3. Children of Bodom – "Tie My Rope"*
4. CKY – "Rio Bravo" (Remix)*
5. The Sounds – "Ego"
6. Shiny Toy Guns – "Rocketship"
7. Bloodhound Gang – "Screwing You on the Beach at Night"
8. Gwar – "War Is All We Know"
9. The 69 Eyes – "Shadow of Your Love"
10. Priestess – "Lay Down"
11. Dimmu Borgir – "The Serpentine Offering"
12. Kill Hannah – "Believer"
13. Viking Skull – "Blackened Sunrise"*
14. Vains of Jenna – "Enemy in Me"*
15. A Life Once Lost – "Firewater Joyride"
16. Revolution Mother – "Come On"
17. Melody Club – "Take Me Away"
18. The Thieves – "Vacant Thoughts"
19. Malevolent Creation – "Buried in a Nameless Grave"
20. Gnarkill – "Dico at the Piano Bar"

===Bonus DVD===
Just like the previous album, Volume 1, Volume 2 was released with a bonus DVD. It contains some of the featured song's music videos and unseen footage of stunts performed by Margera and his crew.
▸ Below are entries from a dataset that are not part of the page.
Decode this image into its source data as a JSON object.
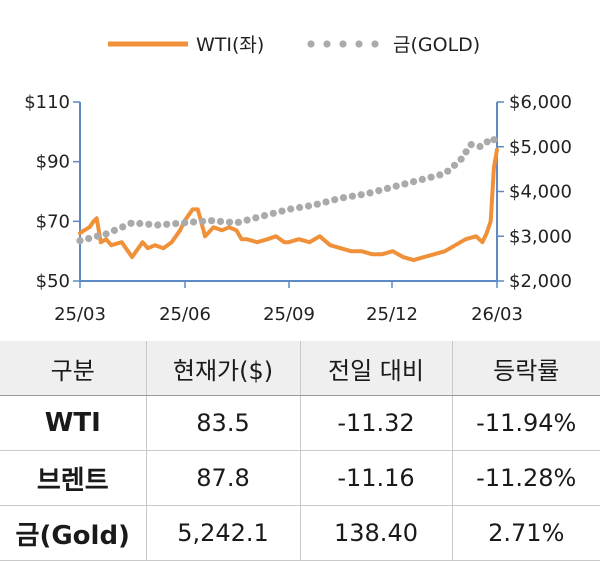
{
  "chart_data": {
    "type": "line",
    "legend": {
      "placement": "top-center",
      "entries": [
        "WTI(좌)",
        "금(GOLD)"
      ]
    },
    "x_tick_labels": [
      "25/03",
      "25/06",
      "25/09",
      "25/12",
      "26/03"
    ],
    "y_left": {
      "ylim": [
        50,
        110
      ],
      "ticks": [
        "$50",
        "$70",
        "$90",
        "$110"
      ]
    },
    "y_right": {
      "ylim": [
        2000,
        6000
      ],
      "ticks": [
        "$2,000",
        "$3,000",
        "$4,000",
        "$5,000",
        "$6,000"
      ]
    },
    "grid": false,
    "series": [
      {
        "name": "WTI(좌)",
        "axis": "left",
        "style": "solid",
        "color": "#f0913a",
        "x": [
          0,
          0.04,
          0.09,
          0.13,
          0.16,
          0.2,
          0.25,
          0.3,
          0.4,
          0.5,
          0.6,
          0.65,
          0.72,
          0.8,
          0.88,
          0.96,
          1.0,
          1.08,
          1.13,
          1.2,
          1.28,
          1.36,
          1.43,
          1.5,
          1.55,
          1.6,
          1.7,
          1.8,
          1.88,
          1.96,
          2.0,
          2.1,
          2.2,
          2.3,
          2.4,
          2.5,
          2.6,
          2.7,
          2.8,
          2.9,
          3.0,
          3.1,
          3.2,
          3.3,
          3.4,
          3.5,
          3.6,
          3.7,
          3.8,
          3.86,
          3.9,
          3.94,
          3.97,
          4.0
        ],
        "values": [
          66,
          67,
          68,
          70,
          71,
          63,
          64,
          62,
          63,
          58,
          63,
          61,
          62,
          61,
          63,
          67,
          70,
          74,
          74,
          65,
          68,
          67,
          68,
          67,
          64,
          64,
          63,
          64,
          65,
          63,
          63,
          64,
          63,
          65,
          62,
          61,
          60,
          60,
          59,
          59,
          60,
          58,
          57,
          58,
          59,
          60,
          62,
          64,
          65,
          63,
          66,
          70,
          88,
          94
        ]
      },
      {
        "name": "금(GOLD)",
        "axis": "right",
        "style": "dotted",
        "color": "#aaaaaa",
        "x": [
          0,
          0.25,
          0.5,
          0.75,
          1.0,
          1.25,
          1.5,
          1.75,
          2.0,
          2.25,
          2.5,
          2.75,
          3.0,
          3.25,
          3.5,
          3.65,
          3.75,
          3.85,
          3.95,
          4.0
        ],
        "values": [
          2900,
          3050,
          3300,
          3250,
          3300,
          3350,
          3300,
          3450,
          3600,
          3700,
          3850,
          3950,
          4100,
          4250,
          4400,
          4700,
          5050,
          5000,
          5200,
          5100
        ]
      }
    ]
  },
  "table": {
    "headers": [
      "구분",
      "현재가($)",
      "전일 대비",
      "등락률"
    ],
    "rows": [
      {
        "label": "WTI",
        "price": "83.5",
        "change": "-11.32",
        "rate": "-11.94%"
      },
      {
        "label": "브렌트",
        "price": "87.8",
        "change": "-11.16",
        "rate": "-11.28%"
      },
      {
        "label": "금(Gold)",
        "price": "5,242.1",
        "change": "138.40",
        "rate": "2.71%"
      }
    ]
  }
}
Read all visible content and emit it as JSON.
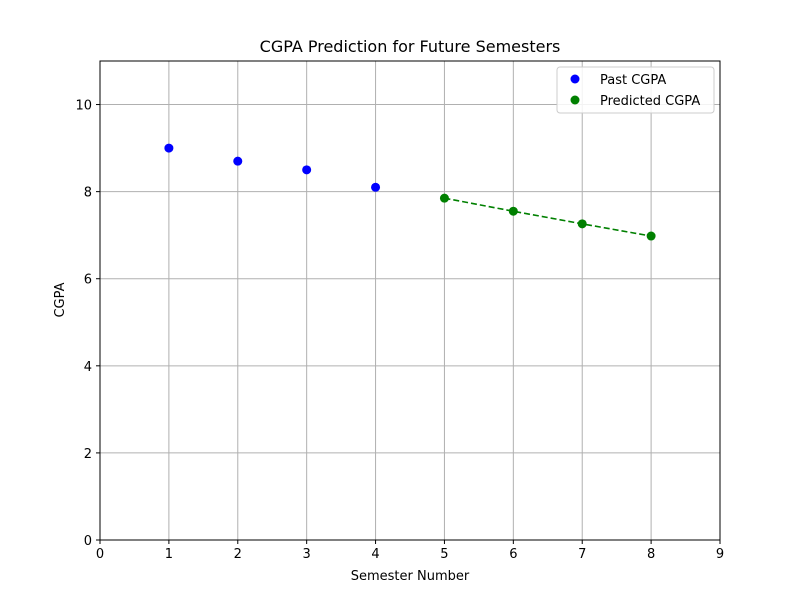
{
  "chart_data": {
    "type": "scatter",
    "title": "CGPA Prediction for Future Semesters",
    "xlabel": "Semester Number",
    "ylabel": "CGPA",
    "xlim": [
      0,
      9
    ],
    "ylim": [
      0,
      11
    ],
    "xticks": [
      0,
      1,
      2,
      3,
      4,
      5,
      6,
      7,
      8,
      9
    ],
    "yticks": [
      0,
      2,
      4,
      6,
      8,
      10
    ],
    "grid": true,
    "legend_position": "top-right",
    "series": [
      {
        "name": "Past CGPA",
        "color": "#0000ff",
        "marker": "circle",
        "x": [
          1,
          2,
          3,
          4
        ],
        "y": [
          9.0,
          8.7,
          8.5,
          8.1
        ]
      },
      {
        "name": "Predicted CGPA",
        "color": "#008000",
        "marker": "circle",
        "line": "dashed",
        "x": [
          5,
          6,
          7,
          8
        ],
        "y": [
          7.85,
          7.55,
          7.26,
          6.98
        ]
      }
    ]
  }
}
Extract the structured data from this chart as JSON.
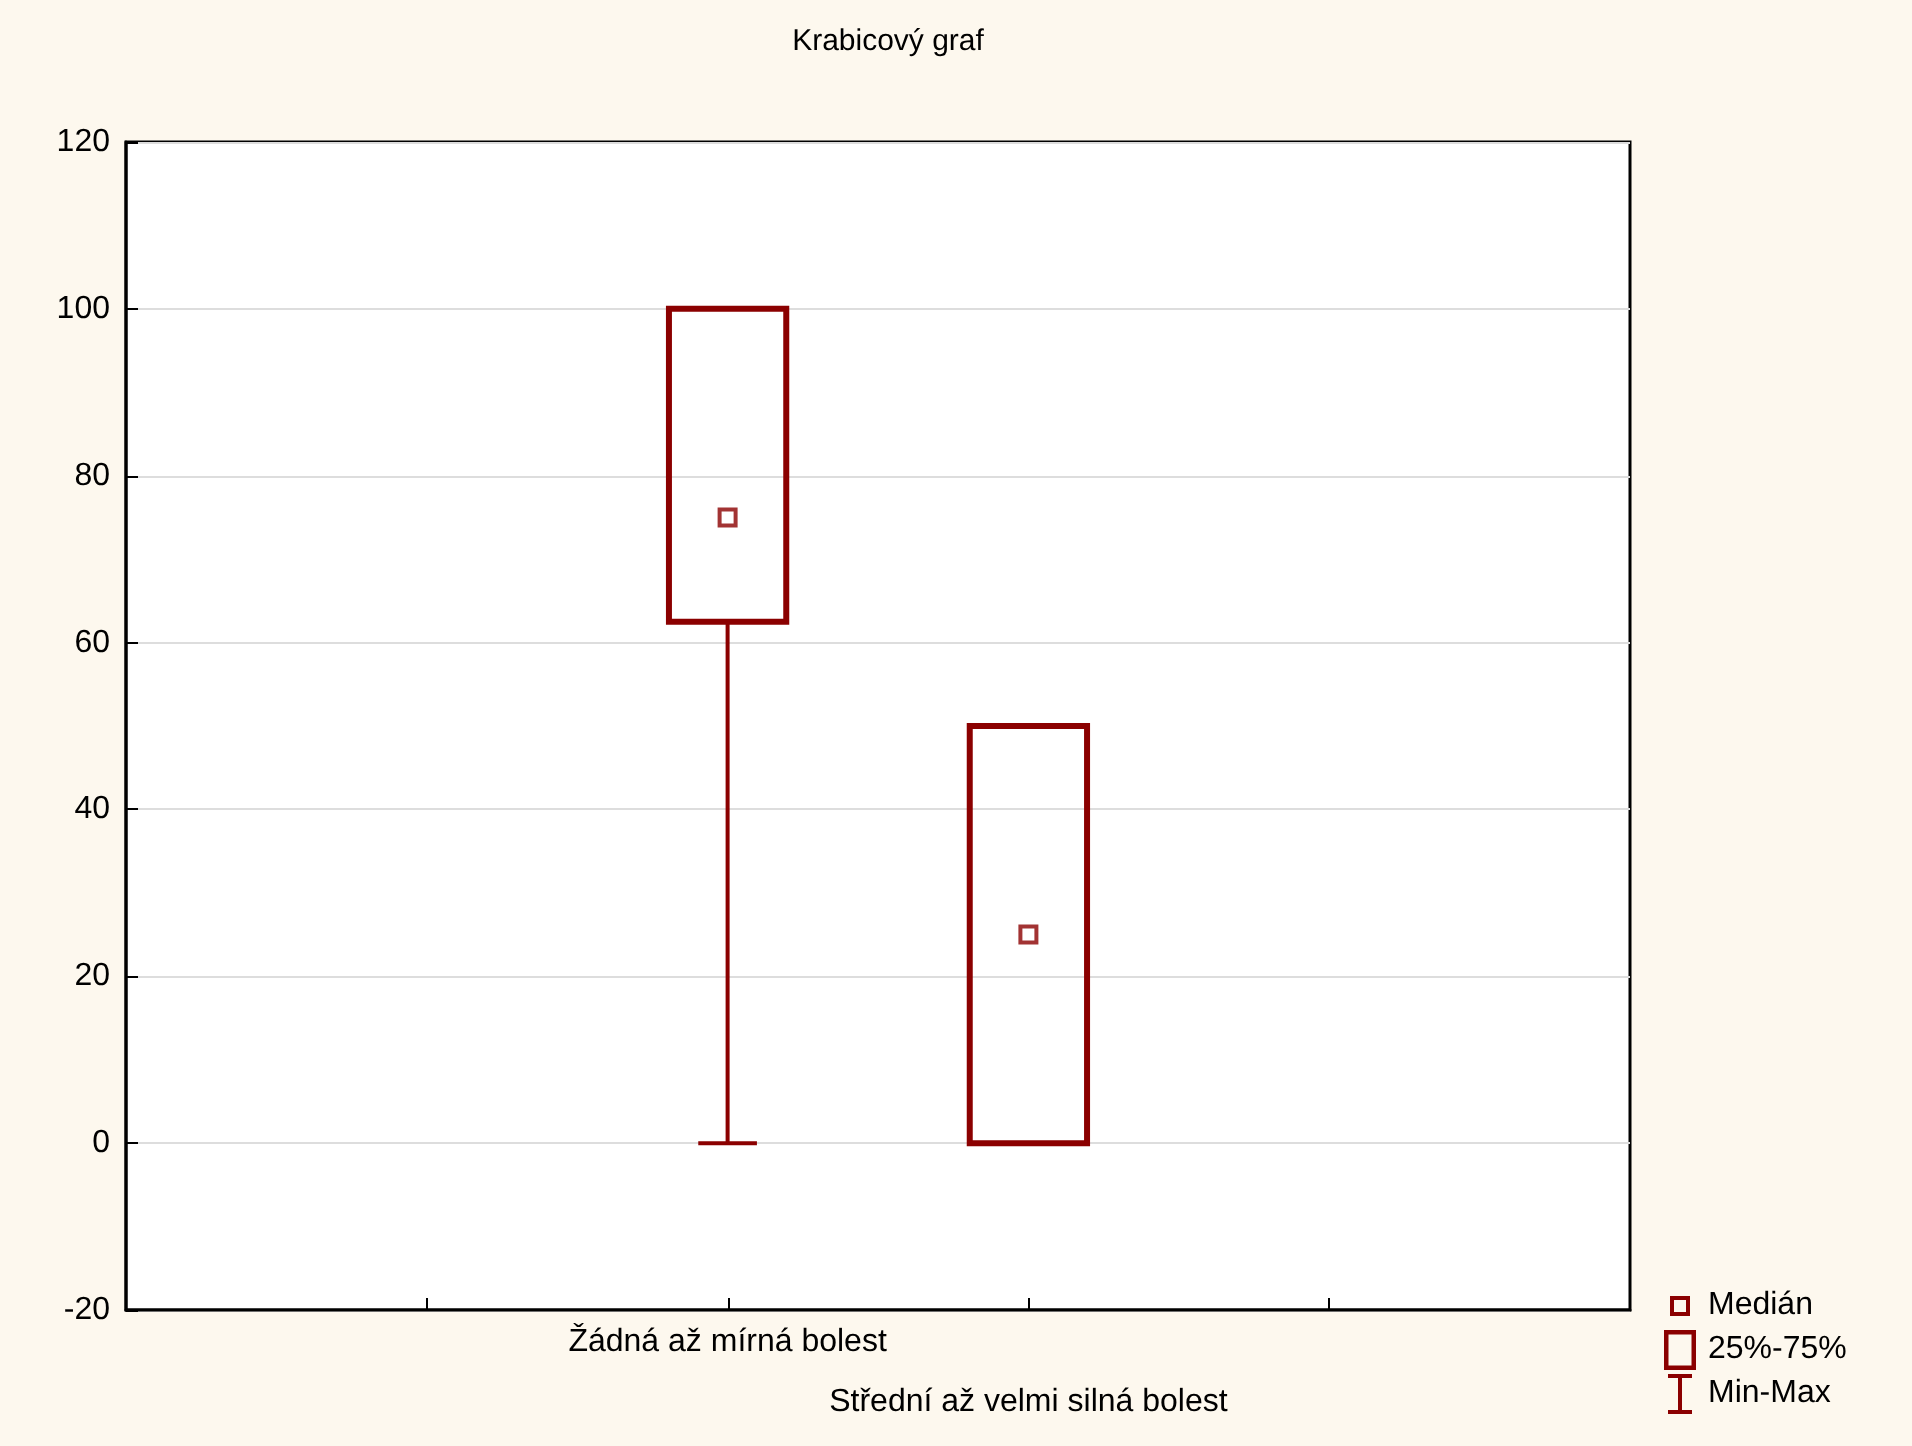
{
  "chart_data": {
    "type": "box",
    "title": "Krabicový graf",
    "categories": [
      "Žádná až mírná bolest",
      "Střední až velmi silná bolest"
    ],
    "series": [
      {
        "color": "#8b0000",
        "boxes": [
          {
            "low": 0,
            "q1": 62.5,
            "median": 75,
            "q3": 100,
            "high": 100
          },
          {
            "low": 0,
            "q1": 0,
            "median": 25,
            "q3": 50,
            "high": 50
          }
        ]
      }
    ],
    "ylim": [
      -20,
      120
    ],
    "yticks": [
      -20,
      0,
      20,
      40,
      60,
      80,
      100,
      120
    ],
    "grid": "y",
    "marker": "square",
    "annotations": [
      "Medián",
      "25%-75%",
      "Min-Max"
    ]
  }
}
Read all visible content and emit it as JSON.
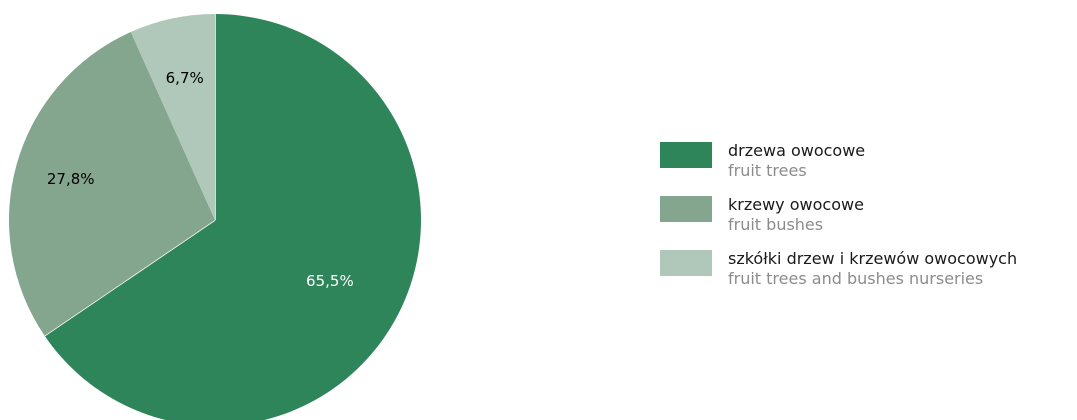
{
  "chart_data": {
    "type": "pie",
    "title": "",
    "slices": [
      {
        "label": "drzewa owocowe",
        "sublabel": "fruit trees",
        "value": 65.5,
        "display": "65,5%",
        "color": "#2f855a",
        "text_color": "#ffffff"
      },
      {
        "label": "krzewy owocowe",
        "sublabel": "fruit bushes",
        "value": 27.8,
        "display": "27,8%",
        "color": "#84a68f",
        "text_color": "#000000"
      },
      {
        "label": "szkółki drzew i krzewów owocowych",
        "sublabel": "fruit trees and bushes nurseries",
        "value": 6.7,
        "display": "6,7%",
        "color": "#afc8b9",
        "text_color": "#000000"
      }
    ],
    "start": "12 o'clock",
    "direction": "clockwise",
    "legend": "right"
  }
}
In an interview, Margera has referred to this bonus disc as being the closest thing to CKY5.

==Tour==
Coinciding with the release of the CD, there was a tour headlined by Cradle of Filth, Gwar, CKY, and Vains of Jenna. The tour lasted from September 24 to November 3, 2007, and took place all around the United States.

CKY quit the tour after lead singer Deron Miller left the band, and Chad Ginsburg broke his foot and ribs while on tour.